New York Fashion Week is one of the biggest fashion events of the year, where designers live or die by the few moments they have to show a collection they have toiled over for months. Celebrities, buyers, bloggers and taste-makers gather at the coveted shows to decide who moves on and who is left behind.
For the few designers lucky enough to get a spot under the big tent at Lincoln Center in Manhattan, they have minutes, even seconds, to solidify their worth, fortify their presence and claim their position among the fashion elite.
It's not for the faint of heart.
For California native Jonny Cota and his clothing line SKINGRAFT, a small company based in Los Angeles, his show at Fashion Week this year is the chance of a lifetime.

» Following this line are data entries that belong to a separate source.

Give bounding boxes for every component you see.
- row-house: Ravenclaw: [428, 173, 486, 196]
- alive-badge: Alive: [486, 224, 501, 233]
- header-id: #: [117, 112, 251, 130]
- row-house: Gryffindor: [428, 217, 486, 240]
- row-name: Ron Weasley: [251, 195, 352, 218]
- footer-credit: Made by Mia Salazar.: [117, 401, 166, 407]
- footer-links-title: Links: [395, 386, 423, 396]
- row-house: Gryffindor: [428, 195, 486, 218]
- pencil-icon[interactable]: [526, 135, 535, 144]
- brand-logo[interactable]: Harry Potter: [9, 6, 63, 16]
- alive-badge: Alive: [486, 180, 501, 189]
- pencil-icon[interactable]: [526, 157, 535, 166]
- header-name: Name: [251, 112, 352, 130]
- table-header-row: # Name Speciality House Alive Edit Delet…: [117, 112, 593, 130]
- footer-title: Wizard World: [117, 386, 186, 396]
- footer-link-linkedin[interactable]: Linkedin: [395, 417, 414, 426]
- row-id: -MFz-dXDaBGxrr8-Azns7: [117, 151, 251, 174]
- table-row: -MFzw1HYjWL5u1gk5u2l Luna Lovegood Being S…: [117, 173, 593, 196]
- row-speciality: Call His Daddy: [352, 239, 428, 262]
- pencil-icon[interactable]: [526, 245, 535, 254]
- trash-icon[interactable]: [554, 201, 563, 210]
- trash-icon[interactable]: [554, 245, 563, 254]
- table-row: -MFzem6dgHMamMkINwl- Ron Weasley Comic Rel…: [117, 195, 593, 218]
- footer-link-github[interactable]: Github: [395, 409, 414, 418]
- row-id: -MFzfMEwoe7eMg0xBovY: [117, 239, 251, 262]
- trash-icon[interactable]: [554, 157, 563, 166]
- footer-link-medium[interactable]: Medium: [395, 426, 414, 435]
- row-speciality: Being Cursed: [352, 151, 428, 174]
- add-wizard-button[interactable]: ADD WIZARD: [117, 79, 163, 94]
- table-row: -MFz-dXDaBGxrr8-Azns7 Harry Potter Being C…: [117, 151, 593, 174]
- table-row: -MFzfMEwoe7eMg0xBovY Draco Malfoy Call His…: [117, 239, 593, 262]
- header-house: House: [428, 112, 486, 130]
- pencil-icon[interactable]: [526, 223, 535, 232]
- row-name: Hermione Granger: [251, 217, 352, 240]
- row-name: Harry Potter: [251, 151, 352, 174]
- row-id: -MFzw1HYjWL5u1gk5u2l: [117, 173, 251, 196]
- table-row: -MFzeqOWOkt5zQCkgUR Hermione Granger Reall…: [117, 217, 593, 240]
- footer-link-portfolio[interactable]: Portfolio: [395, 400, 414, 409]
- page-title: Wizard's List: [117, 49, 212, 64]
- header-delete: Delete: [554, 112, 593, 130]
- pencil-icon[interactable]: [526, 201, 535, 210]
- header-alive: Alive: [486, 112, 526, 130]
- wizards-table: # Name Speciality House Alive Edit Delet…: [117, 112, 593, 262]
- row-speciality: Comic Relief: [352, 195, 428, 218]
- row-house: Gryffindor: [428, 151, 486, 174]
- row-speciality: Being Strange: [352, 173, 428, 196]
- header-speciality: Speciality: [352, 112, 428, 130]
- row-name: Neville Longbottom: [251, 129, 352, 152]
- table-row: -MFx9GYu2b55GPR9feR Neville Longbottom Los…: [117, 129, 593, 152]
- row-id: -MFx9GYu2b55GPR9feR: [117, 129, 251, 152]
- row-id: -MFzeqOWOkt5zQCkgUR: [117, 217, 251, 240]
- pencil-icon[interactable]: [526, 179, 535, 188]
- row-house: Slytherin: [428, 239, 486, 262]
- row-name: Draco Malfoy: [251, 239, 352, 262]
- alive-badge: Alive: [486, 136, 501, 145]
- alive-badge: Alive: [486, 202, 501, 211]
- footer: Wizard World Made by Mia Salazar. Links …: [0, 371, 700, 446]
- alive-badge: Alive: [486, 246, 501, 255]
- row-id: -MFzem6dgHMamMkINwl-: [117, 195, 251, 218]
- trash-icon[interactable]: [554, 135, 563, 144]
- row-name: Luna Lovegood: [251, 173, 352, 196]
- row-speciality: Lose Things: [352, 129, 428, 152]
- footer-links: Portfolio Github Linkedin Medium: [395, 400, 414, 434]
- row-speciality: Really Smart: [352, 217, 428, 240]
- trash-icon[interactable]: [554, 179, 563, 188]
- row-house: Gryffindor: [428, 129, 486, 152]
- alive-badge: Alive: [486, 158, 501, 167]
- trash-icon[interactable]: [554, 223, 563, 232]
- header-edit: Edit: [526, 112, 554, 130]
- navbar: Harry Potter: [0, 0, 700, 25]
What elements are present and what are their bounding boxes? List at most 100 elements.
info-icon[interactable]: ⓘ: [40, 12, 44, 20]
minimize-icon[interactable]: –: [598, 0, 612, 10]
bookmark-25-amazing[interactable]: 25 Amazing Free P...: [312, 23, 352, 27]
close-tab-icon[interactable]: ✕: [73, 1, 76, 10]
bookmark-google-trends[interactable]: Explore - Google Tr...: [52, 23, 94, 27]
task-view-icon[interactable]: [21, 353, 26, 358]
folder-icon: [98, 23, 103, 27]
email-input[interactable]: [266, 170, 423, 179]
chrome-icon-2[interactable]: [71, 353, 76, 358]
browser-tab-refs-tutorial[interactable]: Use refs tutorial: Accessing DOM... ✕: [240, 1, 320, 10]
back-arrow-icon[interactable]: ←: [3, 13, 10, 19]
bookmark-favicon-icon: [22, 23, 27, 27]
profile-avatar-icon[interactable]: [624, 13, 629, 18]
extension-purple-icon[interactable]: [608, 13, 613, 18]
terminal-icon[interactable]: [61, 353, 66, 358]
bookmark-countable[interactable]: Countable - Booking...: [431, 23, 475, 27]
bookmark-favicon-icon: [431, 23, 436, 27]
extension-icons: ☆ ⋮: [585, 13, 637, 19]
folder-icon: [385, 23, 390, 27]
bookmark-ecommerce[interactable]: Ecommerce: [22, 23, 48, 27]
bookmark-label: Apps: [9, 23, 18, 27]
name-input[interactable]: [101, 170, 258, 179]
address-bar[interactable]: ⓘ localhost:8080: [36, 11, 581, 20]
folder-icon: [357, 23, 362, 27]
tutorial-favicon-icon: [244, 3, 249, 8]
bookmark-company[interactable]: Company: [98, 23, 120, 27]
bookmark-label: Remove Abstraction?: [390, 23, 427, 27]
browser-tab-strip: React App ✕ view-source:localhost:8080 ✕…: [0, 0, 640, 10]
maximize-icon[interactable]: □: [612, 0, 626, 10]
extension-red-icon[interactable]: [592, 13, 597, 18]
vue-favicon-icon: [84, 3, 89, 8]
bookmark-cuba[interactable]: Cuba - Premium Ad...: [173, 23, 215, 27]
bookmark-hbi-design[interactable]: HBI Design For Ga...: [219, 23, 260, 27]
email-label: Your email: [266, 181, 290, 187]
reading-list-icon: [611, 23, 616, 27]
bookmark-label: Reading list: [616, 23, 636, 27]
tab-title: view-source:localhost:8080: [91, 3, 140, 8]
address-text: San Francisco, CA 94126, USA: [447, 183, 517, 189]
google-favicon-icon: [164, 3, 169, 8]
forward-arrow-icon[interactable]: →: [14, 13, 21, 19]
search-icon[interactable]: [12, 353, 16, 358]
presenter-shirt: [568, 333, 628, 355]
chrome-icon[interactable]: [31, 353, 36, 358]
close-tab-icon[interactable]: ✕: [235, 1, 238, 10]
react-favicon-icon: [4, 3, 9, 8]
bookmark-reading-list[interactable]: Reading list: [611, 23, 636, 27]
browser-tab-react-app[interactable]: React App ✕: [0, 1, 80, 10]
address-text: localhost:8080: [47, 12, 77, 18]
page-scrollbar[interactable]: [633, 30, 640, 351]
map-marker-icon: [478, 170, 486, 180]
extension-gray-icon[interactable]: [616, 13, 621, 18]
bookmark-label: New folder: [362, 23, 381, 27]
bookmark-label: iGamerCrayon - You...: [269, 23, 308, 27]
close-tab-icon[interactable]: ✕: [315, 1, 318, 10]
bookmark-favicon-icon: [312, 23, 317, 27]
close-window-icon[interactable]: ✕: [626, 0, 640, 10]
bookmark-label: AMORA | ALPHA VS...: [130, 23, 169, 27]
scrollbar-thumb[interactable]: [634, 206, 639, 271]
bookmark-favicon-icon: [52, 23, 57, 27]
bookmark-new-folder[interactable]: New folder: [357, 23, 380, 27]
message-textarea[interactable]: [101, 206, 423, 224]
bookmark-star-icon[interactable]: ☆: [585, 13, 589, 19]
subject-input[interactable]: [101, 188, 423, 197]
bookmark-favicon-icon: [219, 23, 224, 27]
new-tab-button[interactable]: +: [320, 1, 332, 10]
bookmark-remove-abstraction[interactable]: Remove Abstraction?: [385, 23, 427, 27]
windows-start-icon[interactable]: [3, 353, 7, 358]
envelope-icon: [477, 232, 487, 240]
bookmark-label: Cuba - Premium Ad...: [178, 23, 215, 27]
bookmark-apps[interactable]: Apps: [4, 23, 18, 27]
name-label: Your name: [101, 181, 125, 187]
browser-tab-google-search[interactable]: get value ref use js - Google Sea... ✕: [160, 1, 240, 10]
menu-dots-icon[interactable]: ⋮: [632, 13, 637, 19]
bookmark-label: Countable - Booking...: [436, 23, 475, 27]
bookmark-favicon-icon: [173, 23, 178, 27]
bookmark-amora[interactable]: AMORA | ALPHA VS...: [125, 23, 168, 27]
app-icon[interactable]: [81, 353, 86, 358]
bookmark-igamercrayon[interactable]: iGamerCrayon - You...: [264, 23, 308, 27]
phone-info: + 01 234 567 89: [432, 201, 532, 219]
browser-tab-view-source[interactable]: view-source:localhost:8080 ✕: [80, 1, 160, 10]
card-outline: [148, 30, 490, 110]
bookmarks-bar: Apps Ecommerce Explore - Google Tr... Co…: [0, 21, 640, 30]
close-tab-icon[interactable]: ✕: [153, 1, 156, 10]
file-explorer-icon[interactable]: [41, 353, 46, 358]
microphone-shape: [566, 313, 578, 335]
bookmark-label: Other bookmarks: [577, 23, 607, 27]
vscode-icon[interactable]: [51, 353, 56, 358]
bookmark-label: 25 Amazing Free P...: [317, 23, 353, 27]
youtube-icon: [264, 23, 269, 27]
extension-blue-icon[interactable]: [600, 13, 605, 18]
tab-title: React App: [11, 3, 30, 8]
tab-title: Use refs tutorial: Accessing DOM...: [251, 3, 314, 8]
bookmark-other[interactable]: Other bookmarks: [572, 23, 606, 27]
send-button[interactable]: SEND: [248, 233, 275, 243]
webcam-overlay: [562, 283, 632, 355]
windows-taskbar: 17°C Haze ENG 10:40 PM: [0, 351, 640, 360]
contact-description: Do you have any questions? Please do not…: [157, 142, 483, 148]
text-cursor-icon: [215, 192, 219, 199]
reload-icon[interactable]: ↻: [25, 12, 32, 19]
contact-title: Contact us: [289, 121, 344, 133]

"Today I've been just shut down and curled in a ball, and for the first time I've got all these butterflies and intense nerves and ... finally realizing what's in front of us and what's about to happen," the 30-year-old designer said Tuesday before his show began.
"Nightline" spent a week behind the scenes with Cota and his team leading up to their Feb. 11 New York Fashion Week show as they tirelessly prepared for the biggest opportunity they have ever had. Cota said they had been working towards this moment for seven years.
"This is every young American designer's dream," he said, referring to his presence "in the tents."
"For this collection, we've been working on it for five months, and we've been working eight days a week, 28 hours a day getting it ready, and it's been pretty exhausting," he said.
SKINGRAFT's designs are edgy and provocative, known for incorporating lots of black leather. Several celebrities have been spotted wearing Cota's line from Britney Spears to Justin Bieber, who was wearing a SKINGRAFT bomber jacket when he turned himself in to Toronto police last month.
"It was just so perfect, you know," Cota said. "Because the jacket looked great, and he was getting arrested, so everyone's happy."
But unlike some designers, Cota said he doesn't focus on the celebrities who often grace the front row of Fashion Week shows.
"I'm not super drawn to the celebrity culture," he said. "I don't do a huge celebrity push. If they come because they love the brand, amazing, but for the sole purpose of being a celebrity, it's not something I really go after."
In the days leading up to his show, Cota and his team held casting calls for hours to look for models who would walk the runway wearing his line. They reviewed about 400 candidates before settling on 20.
In his models, Cota looks for someone with unusual features.
"I wanted kind of these little alien kids, just like, their proportions were just a little different than what you would expect as like, classic beauty," Cota said. "That's what we look for because I just think it's more interesting. I think it represents our brand much better."
Putting on a show at Fashion Week can cost upwards of $200,000, and while it can alter a designer's career, especially for smaller design houses like SKINGRAFT, it can be a huge financial risk. The night before his show, Cota said his team's credit cards weren't working because they had spent so much money on the show.
"Every month, we have a fear of going out of business," Cota said. Last season, "I was borrowing money from my partner, and we were borrowing money from our sisters and our siblings, and all of my wedding fund, everything went into that show ... and if we didn't see a return on this then we're done. So luckily, we succeeded that season, and hopefully this season we [will] find the same return on our investment."
Two days until show time, Cota set his focus on figuring out what each model would wear on the runway and making sure all 20 of them looked perfect. Everything had to be individually fitted.
Nearby was Kelly Cutrone, helping Cota organize the seating chart and get pumped for the show. Best known as the tough-as-nails judge on "America's Next Top Model," Cutrone handles publicity for SKINGRAFT and it was her job to make sure the clothing line made a big splash.
"There's about 12 to 50 people who really make a difference, so my focus is on those 12 to 50 people," she said. "I don't give a f--- about the other kids who come in black leather."
On show day, it was controlled chaos. Cota was backstage at the big tent, running around as a small army of artists meticulously attended to the models' hair, make-up, nails and wardrobe.
"All day I was a weirdo," Cota said. "I couldn't talk to anyone. I was overwhelmed and butterflies in my stomach, things I don't usually experience but I was realizing the importance of tonight for the first time."
At 7 p.m. on Tuesday, the crowd began to fill the tent. Years of work, months of planning, all led up to this -- Cota's big moment had finally arrived.
Then, about 7 minutes later, the show was over.
But after it ended, an overjoyed Cota ran backstage to greet his models, jumping and screaming with excitement. Congratulations were flung all around, models gathered to snap selfies and group shots. Basking in the exhilaration of the moment, Cota was already thinking about the next step.
"I'll never feel like we've made it," he said, laughing. "I feel like if you say that, you stop trying ... but I think that we'll never make it. We will, hopefully, get close."